The managers realised that they might be able to influence such risk drivers and that doing so would benefit both their customers and their business. However, there was the possibility that the company's efforts to reduce fire or flood risks for insured customers may transfer such risks to uninsured, poor communities. Such possible unintended consequences were considered explicitly and the Santam managers ensured that their efforts were focused not only on their clients but also on vulnerable communities. The feasible objective was therefore to identify and address the key risk drivers that increase disaster riskfor all communities in the Eden District.

Based on their initial explorations, managers at Woolworths decided they needed to address water risks at a catchment level in the Ceres area, as this would have important benefits for their suppliers, the local community, and the company.

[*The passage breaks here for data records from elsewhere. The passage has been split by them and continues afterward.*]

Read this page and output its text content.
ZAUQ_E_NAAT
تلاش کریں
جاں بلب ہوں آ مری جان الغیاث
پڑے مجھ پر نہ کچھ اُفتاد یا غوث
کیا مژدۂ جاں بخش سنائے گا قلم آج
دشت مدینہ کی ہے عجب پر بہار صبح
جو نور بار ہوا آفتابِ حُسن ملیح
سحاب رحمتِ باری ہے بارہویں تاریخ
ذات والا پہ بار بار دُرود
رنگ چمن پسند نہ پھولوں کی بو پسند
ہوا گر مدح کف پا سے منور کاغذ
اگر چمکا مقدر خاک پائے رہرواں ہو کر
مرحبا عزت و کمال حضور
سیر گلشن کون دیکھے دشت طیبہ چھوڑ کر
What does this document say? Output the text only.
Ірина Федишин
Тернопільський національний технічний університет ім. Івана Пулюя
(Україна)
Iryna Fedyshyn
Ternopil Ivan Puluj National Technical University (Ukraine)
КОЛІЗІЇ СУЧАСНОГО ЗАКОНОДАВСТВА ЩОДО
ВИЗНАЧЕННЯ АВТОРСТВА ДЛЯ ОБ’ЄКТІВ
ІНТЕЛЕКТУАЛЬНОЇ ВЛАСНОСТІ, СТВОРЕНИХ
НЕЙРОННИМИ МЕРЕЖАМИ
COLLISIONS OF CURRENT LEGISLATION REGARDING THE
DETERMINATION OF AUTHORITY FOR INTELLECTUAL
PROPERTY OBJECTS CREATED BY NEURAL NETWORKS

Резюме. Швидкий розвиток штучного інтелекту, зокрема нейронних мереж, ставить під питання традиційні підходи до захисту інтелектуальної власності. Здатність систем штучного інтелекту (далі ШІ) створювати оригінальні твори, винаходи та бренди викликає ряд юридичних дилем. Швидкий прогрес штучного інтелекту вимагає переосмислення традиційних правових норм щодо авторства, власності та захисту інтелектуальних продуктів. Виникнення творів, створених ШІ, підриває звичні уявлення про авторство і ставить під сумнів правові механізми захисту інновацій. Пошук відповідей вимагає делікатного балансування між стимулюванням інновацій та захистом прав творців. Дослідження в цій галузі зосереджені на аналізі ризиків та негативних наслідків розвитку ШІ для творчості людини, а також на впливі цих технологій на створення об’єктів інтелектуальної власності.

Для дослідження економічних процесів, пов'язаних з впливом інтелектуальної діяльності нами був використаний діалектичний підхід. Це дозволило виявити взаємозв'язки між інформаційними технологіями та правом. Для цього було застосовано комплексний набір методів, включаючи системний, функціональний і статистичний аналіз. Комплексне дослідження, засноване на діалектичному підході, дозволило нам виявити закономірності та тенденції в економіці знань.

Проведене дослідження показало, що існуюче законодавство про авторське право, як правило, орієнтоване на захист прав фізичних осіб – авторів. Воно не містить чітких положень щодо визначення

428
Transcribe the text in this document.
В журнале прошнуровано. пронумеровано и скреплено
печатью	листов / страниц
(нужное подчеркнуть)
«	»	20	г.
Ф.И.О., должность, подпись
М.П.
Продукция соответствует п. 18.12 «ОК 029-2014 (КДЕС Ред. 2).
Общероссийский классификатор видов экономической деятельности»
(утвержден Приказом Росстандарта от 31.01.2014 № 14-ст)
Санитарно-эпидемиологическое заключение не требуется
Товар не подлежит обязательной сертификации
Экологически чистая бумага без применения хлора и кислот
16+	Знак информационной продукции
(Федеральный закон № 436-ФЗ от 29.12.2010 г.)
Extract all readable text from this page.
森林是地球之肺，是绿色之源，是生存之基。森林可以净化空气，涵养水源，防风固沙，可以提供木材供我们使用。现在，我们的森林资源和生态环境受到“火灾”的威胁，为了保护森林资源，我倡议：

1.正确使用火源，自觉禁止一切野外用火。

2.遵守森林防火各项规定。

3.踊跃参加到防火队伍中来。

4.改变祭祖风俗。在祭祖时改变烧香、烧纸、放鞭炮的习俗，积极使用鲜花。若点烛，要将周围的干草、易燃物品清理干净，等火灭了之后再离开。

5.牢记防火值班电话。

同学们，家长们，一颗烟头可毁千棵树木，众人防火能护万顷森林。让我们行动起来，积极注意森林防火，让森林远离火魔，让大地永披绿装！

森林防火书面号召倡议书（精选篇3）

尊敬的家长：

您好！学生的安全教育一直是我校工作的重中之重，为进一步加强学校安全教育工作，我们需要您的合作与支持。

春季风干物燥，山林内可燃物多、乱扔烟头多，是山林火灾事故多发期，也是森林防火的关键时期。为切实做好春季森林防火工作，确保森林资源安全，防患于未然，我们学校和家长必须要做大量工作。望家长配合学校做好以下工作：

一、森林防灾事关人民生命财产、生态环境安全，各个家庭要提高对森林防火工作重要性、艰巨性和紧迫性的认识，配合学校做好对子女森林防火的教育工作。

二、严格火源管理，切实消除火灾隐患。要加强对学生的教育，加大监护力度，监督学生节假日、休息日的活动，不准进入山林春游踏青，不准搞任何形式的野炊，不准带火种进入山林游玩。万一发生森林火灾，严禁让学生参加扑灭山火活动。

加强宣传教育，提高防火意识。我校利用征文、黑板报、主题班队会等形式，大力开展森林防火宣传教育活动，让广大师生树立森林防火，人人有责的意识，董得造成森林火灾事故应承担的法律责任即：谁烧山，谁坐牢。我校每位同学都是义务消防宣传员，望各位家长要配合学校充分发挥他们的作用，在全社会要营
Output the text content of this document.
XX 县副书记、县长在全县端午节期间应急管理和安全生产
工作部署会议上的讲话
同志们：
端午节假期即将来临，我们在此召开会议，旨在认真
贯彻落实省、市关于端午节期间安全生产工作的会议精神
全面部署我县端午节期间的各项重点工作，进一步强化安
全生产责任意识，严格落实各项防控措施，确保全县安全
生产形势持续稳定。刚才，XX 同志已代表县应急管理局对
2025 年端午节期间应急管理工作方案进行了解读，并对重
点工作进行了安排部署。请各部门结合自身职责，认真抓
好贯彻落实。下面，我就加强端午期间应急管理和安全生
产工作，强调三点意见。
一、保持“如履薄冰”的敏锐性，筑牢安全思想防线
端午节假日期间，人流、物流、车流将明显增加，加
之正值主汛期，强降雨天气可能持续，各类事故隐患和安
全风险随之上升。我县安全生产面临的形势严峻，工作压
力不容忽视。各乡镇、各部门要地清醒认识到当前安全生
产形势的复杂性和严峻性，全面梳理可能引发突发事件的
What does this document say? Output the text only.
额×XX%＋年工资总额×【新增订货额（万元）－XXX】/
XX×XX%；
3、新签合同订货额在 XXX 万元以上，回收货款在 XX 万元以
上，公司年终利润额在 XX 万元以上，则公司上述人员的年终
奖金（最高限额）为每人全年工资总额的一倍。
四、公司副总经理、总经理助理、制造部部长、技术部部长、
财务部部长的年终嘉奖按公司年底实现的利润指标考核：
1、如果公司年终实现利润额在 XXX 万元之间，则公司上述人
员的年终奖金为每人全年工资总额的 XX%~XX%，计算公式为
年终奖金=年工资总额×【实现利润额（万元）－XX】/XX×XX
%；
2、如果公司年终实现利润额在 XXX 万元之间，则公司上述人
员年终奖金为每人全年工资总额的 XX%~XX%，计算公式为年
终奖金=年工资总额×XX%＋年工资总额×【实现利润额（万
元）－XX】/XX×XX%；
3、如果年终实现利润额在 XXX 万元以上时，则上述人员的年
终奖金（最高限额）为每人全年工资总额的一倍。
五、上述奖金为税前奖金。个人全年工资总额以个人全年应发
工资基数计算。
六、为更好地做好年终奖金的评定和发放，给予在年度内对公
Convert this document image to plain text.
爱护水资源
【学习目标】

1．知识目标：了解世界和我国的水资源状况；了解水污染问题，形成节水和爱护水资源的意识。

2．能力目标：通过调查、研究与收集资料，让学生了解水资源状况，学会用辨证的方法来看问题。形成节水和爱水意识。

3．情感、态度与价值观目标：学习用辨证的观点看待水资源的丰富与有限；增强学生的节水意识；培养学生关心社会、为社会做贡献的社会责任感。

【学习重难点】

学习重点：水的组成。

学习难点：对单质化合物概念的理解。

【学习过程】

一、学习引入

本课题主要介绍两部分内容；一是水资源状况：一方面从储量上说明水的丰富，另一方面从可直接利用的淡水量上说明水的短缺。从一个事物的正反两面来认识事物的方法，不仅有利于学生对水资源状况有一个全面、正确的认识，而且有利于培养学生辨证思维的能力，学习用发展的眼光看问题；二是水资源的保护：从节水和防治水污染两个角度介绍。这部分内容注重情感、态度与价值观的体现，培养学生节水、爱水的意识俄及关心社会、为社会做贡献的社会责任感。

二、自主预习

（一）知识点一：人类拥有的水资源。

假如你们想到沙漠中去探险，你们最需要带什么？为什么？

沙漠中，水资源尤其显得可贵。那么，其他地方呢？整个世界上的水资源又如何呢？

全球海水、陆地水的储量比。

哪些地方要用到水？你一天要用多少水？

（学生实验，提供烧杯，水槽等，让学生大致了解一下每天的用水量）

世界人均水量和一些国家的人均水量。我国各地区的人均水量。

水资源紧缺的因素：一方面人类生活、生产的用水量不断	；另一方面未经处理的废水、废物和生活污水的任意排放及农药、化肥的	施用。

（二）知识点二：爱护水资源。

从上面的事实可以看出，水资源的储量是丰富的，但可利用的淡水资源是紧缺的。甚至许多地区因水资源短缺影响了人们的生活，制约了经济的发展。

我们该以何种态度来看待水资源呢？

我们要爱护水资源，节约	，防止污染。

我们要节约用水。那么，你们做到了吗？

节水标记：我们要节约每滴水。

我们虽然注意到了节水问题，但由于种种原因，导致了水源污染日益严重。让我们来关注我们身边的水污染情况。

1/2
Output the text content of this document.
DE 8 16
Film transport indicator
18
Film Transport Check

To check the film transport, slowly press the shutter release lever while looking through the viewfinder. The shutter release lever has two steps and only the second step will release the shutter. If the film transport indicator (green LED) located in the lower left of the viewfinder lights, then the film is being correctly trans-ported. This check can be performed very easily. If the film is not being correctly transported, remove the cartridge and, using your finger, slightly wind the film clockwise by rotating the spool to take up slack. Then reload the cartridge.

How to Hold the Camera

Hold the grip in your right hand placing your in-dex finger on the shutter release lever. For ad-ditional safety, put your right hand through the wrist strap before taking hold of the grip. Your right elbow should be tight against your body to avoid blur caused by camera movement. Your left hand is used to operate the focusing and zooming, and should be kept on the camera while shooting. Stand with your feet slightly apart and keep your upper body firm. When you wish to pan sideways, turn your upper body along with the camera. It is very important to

Yet there were a host of issues, trends, and actors that were playing a role in catchment management in the area. In discussion with some of these actors, Woolworths managers identified the spread of alien plant species that consume much more water than indigenous plants (and they also cause greater fire risks) as a particularly important factor. A focus on eradicating alien vegetation in the Breede River catchment became the feasible objective targeted by the partnership.

Nedbank managers sought to enhance social and economic development in Magaliesburg, which would also improve the company's marketing prospects in that area. But this might involve a plethora of possible approaches. The managers discussed this with Ranyaka (a community development organisation) and realised that targeted interventions could catalyse locally driven initiatives to rejuvenate economic development. Establishing such local working groups became the feasible objective for the partnership.

AngloGold Ashanti managers realised that there were a multitude of ways to support economic development in the eMalangeni District, yet they needed to find something that addressed local needs and was also amenable to corporate support. In discussion with local role-players, they agreed that they could help facilitate a large-scale maize growing project on a specific piece of fallow land as a feasible objective with benefits for the local community and the company.